KorAP / Kustvakt

:speedboat: User and policy management component for KorAP, capable of rewriting queries for policy based document restrictions.
BSD 2-Clause "Simplified" License
4 stars 3 forks source link

COSMAS II - Queries with #REG-Feature > lead to an empty result set #636

Closed notesjor closed 1 year ago

notesjor commented 1 year ago

Kustvakt version current version (2023-07-18)

Describe the bug Apparently there is a bug that does not translate queries with the "COSMAS II" syntax correctly into the KorAP system.

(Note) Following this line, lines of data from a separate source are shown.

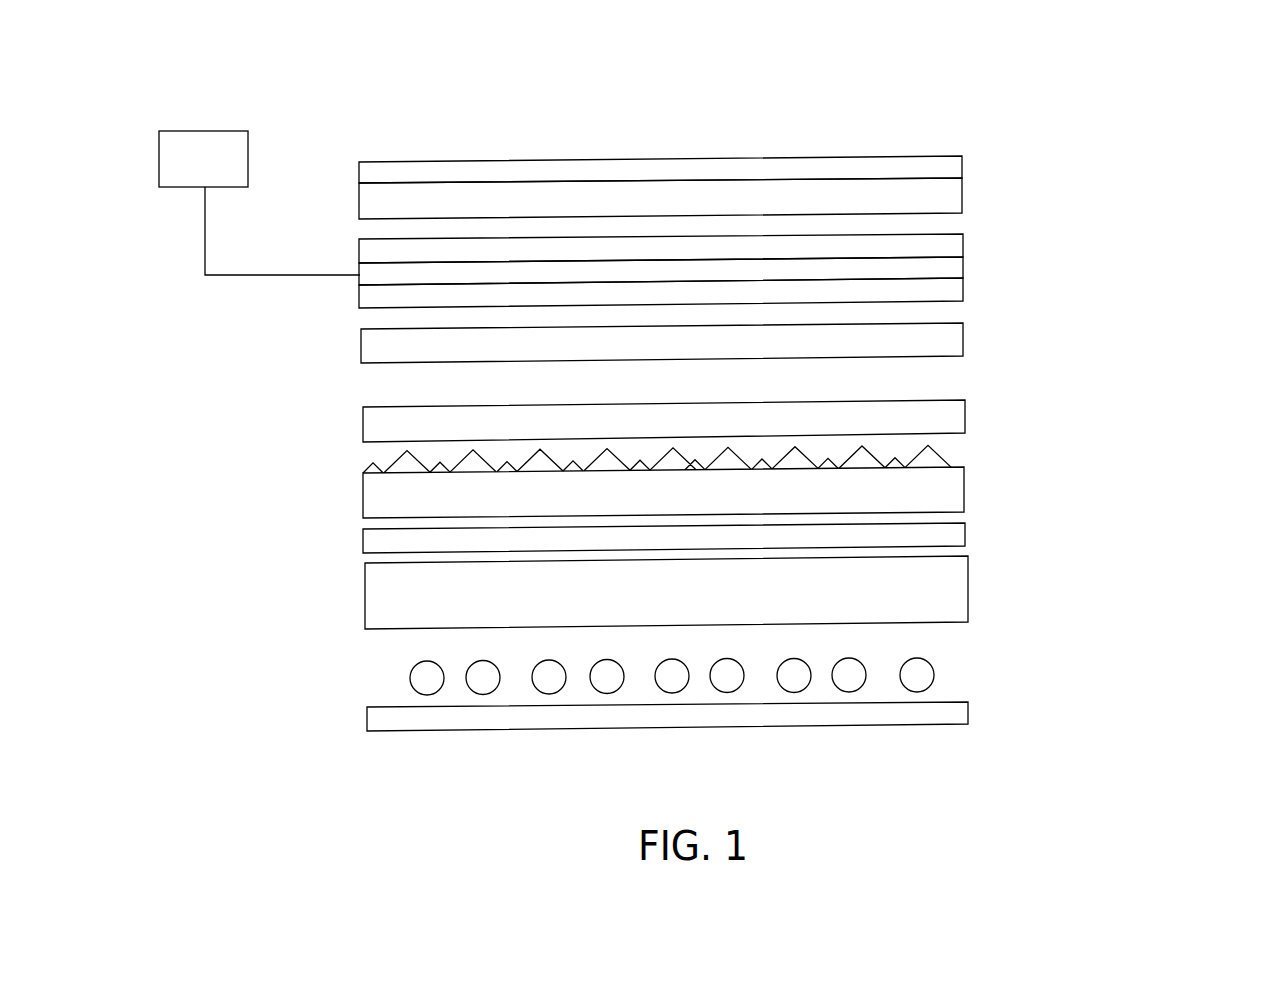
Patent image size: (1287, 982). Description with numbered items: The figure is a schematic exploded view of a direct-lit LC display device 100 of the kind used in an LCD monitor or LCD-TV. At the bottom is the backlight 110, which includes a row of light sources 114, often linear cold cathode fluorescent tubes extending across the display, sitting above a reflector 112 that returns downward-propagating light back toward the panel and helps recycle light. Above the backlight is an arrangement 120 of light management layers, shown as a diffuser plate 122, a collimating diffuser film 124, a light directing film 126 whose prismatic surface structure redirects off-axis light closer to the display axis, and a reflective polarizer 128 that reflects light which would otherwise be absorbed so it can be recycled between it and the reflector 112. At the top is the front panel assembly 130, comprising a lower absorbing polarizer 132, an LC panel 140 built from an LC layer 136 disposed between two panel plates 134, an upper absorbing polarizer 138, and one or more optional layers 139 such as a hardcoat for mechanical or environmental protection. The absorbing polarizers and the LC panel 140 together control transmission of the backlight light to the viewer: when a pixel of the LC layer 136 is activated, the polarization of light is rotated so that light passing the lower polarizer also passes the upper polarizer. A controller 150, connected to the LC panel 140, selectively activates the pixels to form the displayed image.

The direct-lit LC display device 100 is at (940, 95).
The backlight 110 is at (711, 702).
The reflector 112 is at (378, 719).
The light sources 114 is at (410, 673).
The arrangement of light management layers 120 is at (725, 514).
The diffuser plate 122 is at (376, 597).
The collimating diffuser film 124 is at (363, 540).
The light directing film 126 is at (363, 497).
The reflective polarizer 128 is at (363, 419).
The front panel assembly 130 is at (751, 259).
The lower absorbing polarizer 132 is at (370, 340).
The panel plates 134 is at (370, 240).
The LC layer 136 is at (382, 275).
The upper absorbing polarizer 138 is at (370, 197).
The optional layer 139 is at (370, 173).
The LC panel 140 is at (677, 273).
The controller 150 is at (203, 130).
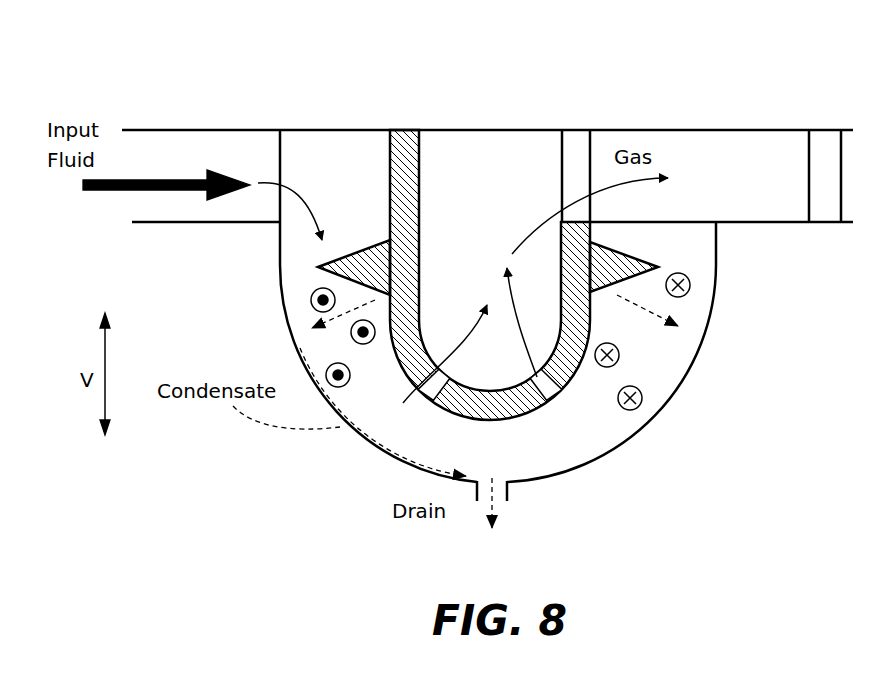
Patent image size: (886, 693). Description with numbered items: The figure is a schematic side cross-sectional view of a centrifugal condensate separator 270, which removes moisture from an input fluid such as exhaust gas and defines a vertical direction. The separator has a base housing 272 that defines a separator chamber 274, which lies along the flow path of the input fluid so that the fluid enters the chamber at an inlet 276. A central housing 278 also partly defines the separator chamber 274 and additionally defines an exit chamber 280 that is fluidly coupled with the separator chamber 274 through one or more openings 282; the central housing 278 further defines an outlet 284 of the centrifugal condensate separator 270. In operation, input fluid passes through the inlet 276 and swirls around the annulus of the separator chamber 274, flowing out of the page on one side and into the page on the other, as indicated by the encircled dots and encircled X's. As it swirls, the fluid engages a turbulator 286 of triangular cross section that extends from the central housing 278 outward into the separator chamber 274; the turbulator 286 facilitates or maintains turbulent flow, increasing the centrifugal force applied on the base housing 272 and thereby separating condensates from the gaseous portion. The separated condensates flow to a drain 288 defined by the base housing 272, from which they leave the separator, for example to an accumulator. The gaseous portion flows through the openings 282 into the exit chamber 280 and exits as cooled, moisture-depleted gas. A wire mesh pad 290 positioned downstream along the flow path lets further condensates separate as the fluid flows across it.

The centrifugal condensate separator 270 is at (692, 100).
The base housing 272 is at (607, 467).
The separator chamber 274 is at (541, 452).
The inlet 276 is at (272, 157).
The central housing 278 is at (421, 160).
The exit chamber 280 is at (518, 170).
The openings 282 is at (572, 395).
The outlet 284 is at (584, 182).
The turbulator 286 is at (358, 242).
The drain 288 is at (516, 495).
The wire mesh pad 290 is at (832, 142).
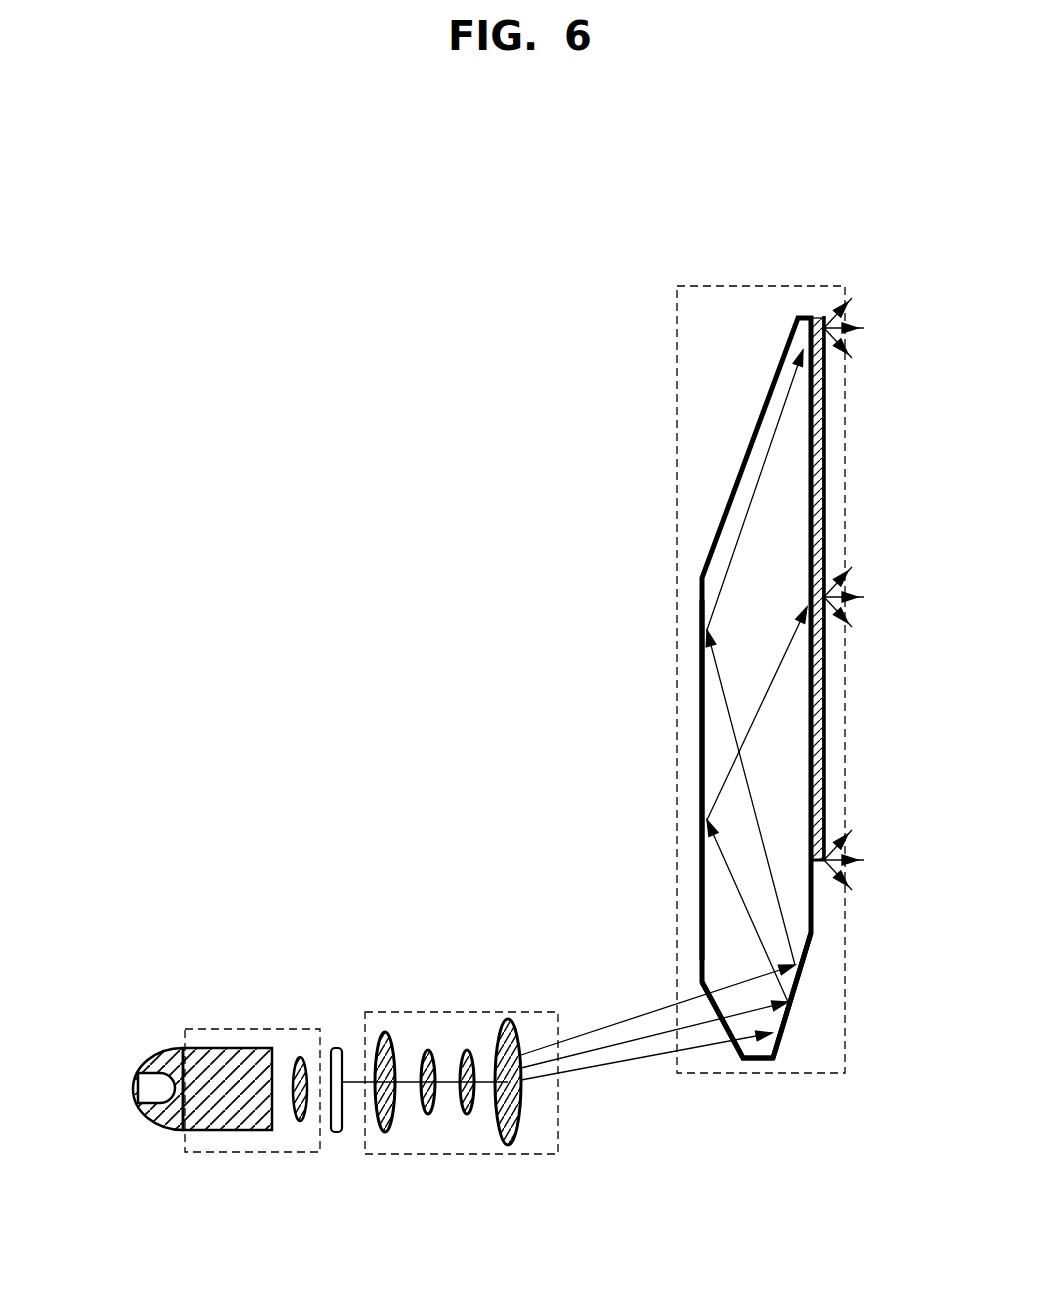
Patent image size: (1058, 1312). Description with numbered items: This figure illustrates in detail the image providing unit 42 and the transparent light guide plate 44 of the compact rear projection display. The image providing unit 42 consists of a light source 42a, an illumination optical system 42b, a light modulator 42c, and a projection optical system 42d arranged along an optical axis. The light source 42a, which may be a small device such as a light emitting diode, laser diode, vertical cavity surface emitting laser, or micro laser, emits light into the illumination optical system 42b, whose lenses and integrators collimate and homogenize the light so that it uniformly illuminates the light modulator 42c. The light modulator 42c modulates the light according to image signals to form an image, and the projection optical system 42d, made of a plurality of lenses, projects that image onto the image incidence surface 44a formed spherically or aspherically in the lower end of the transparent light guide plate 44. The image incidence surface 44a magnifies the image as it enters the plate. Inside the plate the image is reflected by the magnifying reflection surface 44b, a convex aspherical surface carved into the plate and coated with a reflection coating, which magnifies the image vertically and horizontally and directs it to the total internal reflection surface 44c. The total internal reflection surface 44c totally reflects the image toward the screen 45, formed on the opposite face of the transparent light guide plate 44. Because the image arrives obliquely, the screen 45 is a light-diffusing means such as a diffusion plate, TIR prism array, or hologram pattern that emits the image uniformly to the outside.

The image providing unit 42 is at (525, 920).
The light source 42a is at (152, 1090).
The illumination optical system 42b is at (202, 1029).
The light modulator 42c is at (338, 1048).
The projection optical system 42d is at (475, 1012).
The transparent light guide plate 44 is at (677, 512).
The image incidence surface 44a is at (704, 983).
The magnifying reflection surface 44b is at (800, 985).
The total internal reflection surface 44c is at (702, 780).
The screen 45 is at (822, 510).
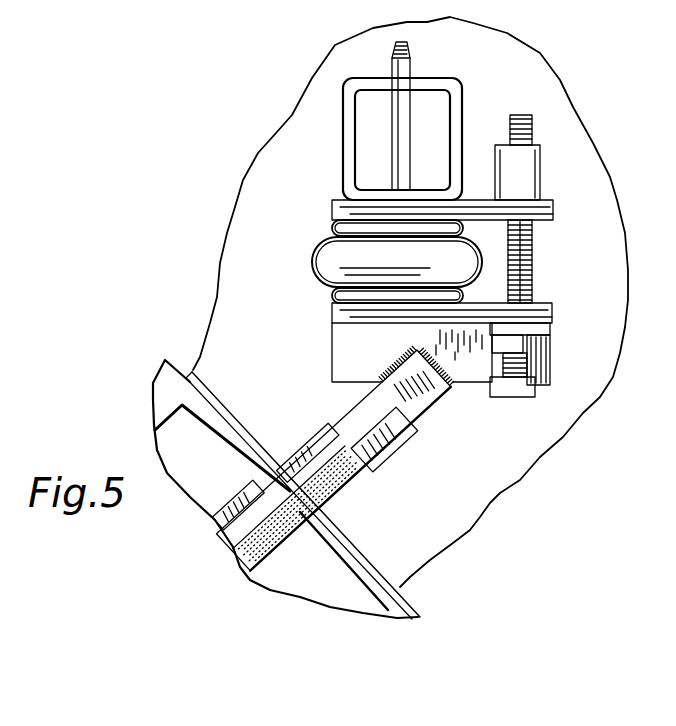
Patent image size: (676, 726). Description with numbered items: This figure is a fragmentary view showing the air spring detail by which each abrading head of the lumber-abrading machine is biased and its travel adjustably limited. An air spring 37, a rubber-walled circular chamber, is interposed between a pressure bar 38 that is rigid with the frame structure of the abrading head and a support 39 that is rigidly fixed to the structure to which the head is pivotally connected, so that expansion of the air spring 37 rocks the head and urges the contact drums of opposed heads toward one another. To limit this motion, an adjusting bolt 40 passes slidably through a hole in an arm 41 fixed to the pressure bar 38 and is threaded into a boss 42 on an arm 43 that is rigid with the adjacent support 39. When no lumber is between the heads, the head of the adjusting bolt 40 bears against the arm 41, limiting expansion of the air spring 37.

The air spring 37 is at (323, 257).
The pressure bar 38 is at (350, 338).
The support 39 is at (455, 102).
The adjusting bolt 40 is at (527, 368).
The arm 41 is at (553, 320).
The boss 42 is at (553, 212).
The arm 43 is at (340, 212).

The problem occurs especially in connection with queries that use the RegEx feature of COSMAS. Ex: #REG(\innen$) for a query on opposite-gendered forms.

To Reproduce Send this search request with a vail Bearer-Token against KorAP-API https://korap.ids-mannheim.de/api/v1.0/search?context=sentence&cutoff=false&ql=cosmas2&q=%23REG%28%2A%5C%2Ainnen%24%29&page=1

Expected behavior Same results like COSMAS II

Desktop (please complete the following information):

Smartphone (please complete the following information):

Akron commented 1 year ago

This is already reported here. Closed as duplicate.

Akron commented 1 year ago

Maybe I don't understand the regex. Starting with a quantifier in my opinion should definitely fail. What I can see is using ".*\*innen$", which works, but unfortunately can be a known "Killer-Query" in Lucene. Because of the Tokenization in DeReKo this query, however, won't match any tokens.